Figure 2: Distribution of confirmed cases of avian influenza A(H7N9), by date of reporting, week 14 to 51, 2013 (as of 19 December 2013, n=147)
Most cases have developed severe respiratory disease. Forty-seven patients have died (case-fatality ratio=32%). The average age is 60 years, ranging from 3 to 91 years; 98 of 147 patients are male, and gender is unknown in five cases.
Figure 3: Distribution of confirmed cases of avian influenza A(H7N9), by age and gender, March to 19 December 2013 (n=142*)
A few small clusters have been detected but almost all cases have occurred sporadically, without obvious epidemiological links.
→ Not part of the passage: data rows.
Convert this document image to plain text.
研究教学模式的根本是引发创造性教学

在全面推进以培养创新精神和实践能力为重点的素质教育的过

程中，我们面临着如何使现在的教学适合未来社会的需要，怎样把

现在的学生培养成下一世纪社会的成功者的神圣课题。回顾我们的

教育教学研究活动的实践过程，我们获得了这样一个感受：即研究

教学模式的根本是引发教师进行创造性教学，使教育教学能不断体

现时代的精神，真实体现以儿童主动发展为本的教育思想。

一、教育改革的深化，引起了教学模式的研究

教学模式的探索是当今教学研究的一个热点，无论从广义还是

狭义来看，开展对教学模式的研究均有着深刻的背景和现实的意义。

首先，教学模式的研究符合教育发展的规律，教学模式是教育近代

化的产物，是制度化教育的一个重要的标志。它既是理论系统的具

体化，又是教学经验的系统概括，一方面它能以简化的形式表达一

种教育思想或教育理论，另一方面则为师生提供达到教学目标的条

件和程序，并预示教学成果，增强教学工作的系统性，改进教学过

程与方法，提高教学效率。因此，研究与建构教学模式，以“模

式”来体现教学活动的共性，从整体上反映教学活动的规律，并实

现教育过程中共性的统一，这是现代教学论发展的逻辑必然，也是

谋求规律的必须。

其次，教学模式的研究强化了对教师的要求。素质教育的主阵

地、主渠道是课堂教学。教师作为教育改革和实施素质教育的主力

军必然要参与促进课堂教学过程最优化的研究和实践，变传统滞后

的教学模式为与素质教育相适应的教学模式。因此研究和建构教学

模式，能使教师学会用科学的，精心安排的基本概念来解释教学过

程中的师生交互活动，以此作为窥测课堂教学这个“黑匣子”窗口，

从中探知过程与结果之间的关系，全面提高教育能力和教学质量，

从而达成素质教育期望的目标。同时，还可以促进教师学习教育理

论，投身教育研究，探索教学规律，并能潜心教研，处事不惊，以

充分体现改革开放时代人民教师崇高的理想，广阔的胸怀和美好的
While occasional human-to-human transmission in the clusters cannot be ruled out, there is no confirmed sustained human-to-human transmission. While most cases have developed severe disease, a few mild cases have been detected.
Most human A(H7N9) cases have reported contact with poultry or live bird markets. The most plausible underlying scenario is of a zoonotic avian influenza that has spread or is spreading in poultry in parts of eastern China. It is a severe threat to humans because of its lethal effect in 32% of human cases and genetic features that have human pandemic potential.
ECDC continues to monitor information on avian influenza A(H7N9). The assessment provided in the ECDC rapid risk assessment
(RRA) of 8 May 2013 remains valid.
EU citizens living or working in China are strongly advised to avoid live-bird markets. A likely scenario involves travellers who get infected in China and import the disease to Europe. Public health authorities should be prepared for the importation of the disease. However, the occurrence of imported cases would not change ECDC’s risk assessment.
ECDC’s view is that if this virus persists in poultry, it will represent a significant long-term threat, either as a zoonosis or perhaps a pandemic virus. Both eventualities should be prepared for.